La chapelle n’était éclairée que par les bougies des candélabres et des chandeliers, la porte vitrée du jardin étant cachée par la tenture.

La messe était dite tous les dimanches. L’Empereur y assistait, à moins qu’il ne se trouvât indisposé et couché ; mais, dans ce cas-ci, on ouvrait la porte de sa chambre pour que les paroles du prêtre pussent arriver jusqu’à lui.

La messe terminée et l’Empereur passé dans le jardin ou dans le salon, la chapelle, en moins d’un quart d’heure, redevenait salle à manger, où tout était rétabli dans son premier état.

Un des premiers dimanches, l’Empereur, sortant de la messe, dit en souriant à ceux qui l’accompagnaient : « J’espère que le Saint-Père ne nous fera aucun reproche ; nous voilà redevenus chrétiens.

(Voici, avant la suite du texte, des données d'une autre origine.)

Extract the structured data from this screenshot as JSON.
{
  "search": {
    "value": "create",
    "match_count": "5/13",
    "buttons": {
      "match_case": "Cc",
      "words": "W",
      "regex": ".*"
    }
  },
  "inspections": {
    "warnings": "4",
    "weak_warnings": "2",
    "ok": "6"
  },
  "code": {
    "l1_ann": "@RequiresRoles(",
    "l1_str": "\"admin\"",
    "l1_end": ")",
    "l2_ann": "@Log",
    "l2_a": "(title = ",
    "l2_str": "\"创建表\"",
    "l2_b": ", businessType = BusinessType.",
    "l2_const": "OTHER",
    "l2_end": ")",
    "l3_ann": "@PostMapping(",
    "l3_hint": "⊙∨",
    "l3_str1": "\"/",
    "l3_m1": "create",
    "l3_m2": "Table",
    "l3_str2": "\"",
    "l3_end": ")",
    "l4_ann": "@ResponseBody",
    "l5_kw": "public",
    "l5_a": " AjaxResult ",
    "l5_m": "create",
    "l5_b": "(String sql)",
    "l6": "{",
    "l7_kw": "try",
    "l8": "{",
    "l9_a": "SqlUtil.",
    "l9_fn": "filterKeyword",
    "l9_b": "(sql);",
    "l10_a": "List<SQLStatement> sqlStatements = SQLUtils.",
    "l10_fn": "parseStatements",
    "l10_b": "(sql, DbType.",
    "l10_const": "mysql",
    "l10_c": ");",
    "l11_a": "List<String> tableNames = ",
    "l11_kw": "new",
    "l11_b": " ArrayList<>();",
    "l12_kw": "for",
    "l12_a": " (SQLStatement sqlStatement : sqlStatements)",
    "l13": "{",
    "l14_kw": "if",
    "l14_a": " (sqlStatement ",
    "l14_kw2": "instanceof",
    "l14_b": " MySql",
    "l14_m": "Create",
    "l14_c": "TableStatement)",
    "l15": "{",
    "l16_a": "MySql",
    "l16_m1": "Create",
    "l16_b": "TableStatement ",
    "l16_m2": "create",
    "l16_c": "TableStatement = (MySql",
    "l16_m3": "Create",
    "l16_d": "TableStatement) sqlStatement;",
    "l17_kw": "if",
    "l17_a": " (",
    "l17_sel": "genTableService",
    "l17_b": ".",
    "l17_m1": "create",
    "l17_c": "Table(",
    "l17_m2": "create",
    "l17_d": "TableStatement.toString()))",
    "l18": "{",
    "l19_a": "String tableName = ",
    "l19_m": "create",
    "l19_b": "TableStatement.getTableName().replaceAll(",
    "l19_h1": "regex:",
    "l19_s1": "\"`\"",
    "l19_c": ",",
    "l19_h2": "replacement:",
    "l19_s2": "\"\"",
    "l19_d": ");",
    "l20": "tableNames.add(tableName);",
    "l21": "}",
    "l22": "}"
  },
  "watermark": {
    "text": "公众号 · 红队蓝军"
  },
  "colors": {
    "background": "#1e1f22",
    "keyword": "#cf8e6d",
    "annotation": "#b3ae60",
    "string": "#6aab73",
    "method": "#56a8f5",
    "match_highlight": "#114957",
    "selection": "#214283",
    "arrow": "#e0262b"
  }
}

S’il voyait notre chapelle, il nous accorderait des indulgences… »


L’Empereur, satisfait de la manière dont ses serviteurs avaient décoré la chapelle, voulut de nouveau exercer leur talent à décorer sa chambre à coucher et son cabinet. Ces deux pièces étaient si sales qu’il était dégoûté de les habiter. C’étaient les mêmes tentures que l’amiral Cockburn avait fait mettre lors de notre installation à Longwood ; elles étaient de nankin jaune avec bordures de papier à fleurs découpées. L’humidité et la poussière avaient rendu l’étoffe affreuse.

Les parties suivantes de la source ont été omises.